Nel 1999, Barclays Global Investors, oggi parte di BlackRock, lanciò la divisione iShares, un'iniziativa che si rivelò audace e rischiosa. Con un obiettivo di raggiungere i 100 miliardi di dollari in AUM per diventare redditizia, la società decise di scommettere su un’intera piattaforma di ETF, accompagnata da un'educazione approfondita per gli investitori. Fu una scelta vincente: il business degli ETF di BGI decollò rapidamente. Questo esempio sottolinea un aspetto fondamentale del settore: per essere profittevoli, i principali attori devono essere enormi, e devono continuare a crescere mentre i costi delle commissioni si riducono.

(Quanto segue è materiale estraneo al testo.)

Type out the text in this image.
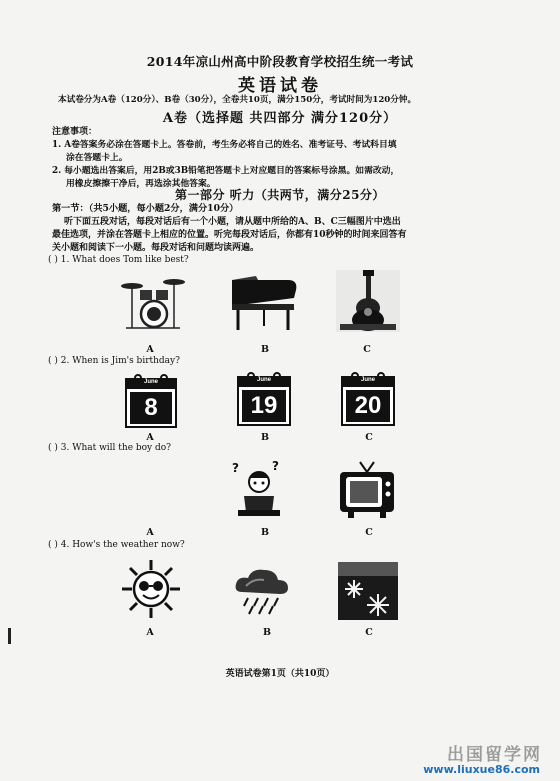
2014年凉山州高中阶段教育学校招生统一考试
英语试卷
本试卷分为A卷（120分）、B卷（30分），全卷共10页，满分150分，考试时间为120分钟。
A卷（选择题 共四部分 满分120分）
注意事项：
1. A卷答案务必涂在答题卡上。答卷前，考生务必将自己的姓名、准考证号、考试科目填
涂在答题卡上。
2. 每小题选出答案后，用2B或3B铅笔把答题卡上对应题目的答案标号涂黑。如需改动，
用橡皮擦擦干净后，再选涂其他答案。
第一部分 听力（共两节，满分25分）
第一节：（共5小题，每小题2分，满分10分）
听下面五段对话，每段对话后有一个小题，请从题中所给的A、B、C三幅图片中选出
最佳选项，并涂在答题卡上相应的位置。听完每段对话后，你都有10秒钟的时间来回答有
关小题和阅读下一小题。每段对话和问题均读两遍。
( ) 1. What does Tom like best?
A	B	C
( ) 2. When is Jim's birthday?
June
8
June
19
June
20
A	B	C
( ) 3. What will the boy do?
?	?
A	B	C
( ) 4. How's the weather now?
A	B	C
英语试卷第1页（共10页）
出国留学网
www.liuxue86.com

Uno degli ambiti in cui gli ETF non hanno ancora trovato il loro posto è il mercato dei piani pensionistici 401(k), dove i consulenti e i promotori di fondi comuni continuano a dominare. Anche se gli ETF offrono costi più bassi, questi strumenti costituiscono solo una frazione minima del mercato delle pensioni, pari allo 0,2% del totale. I gestori di fondi pensione sono riusciti a mantenere i loro prodotti a commissioni elevate, in parte perché le commissioni sui piani 401(k) non dovevano essere divulgate fino al 2012. Tuttavia, con l'aumento dell'attenzione degli investitori sui costi dei piani pensionistici, i flussi verso gli ETF dovrebbero aumentare, anche se in modo lento, visto che molti consulenti e fiduciari dei fondi sono legati a determinate case di investimento.
Tuttavia, non è solo attraverso la gestione diretta degli ETF che le società di asset management possono guadagnare. John Bogle, fondatore di Vanguard, ha sottolineato che i costi di amministrazione degli ETF sono spesso trasferiti agli investitori sotto forma di commissioni di intermediazione. In questo contesto, alcune società di gestione possono guadagnare anche dai costi di trading, soprattutto se possiedono piattaforme di trading proprie o collaborano strettamente con i broker. Un esempio di questo fenomeno si verifica con Fidelity Investments, che nel 2013 ha introdotto commissioni elevate per gli investitori che vendono ETF "senza commissioni" all'interno di brevi periodi di tempo.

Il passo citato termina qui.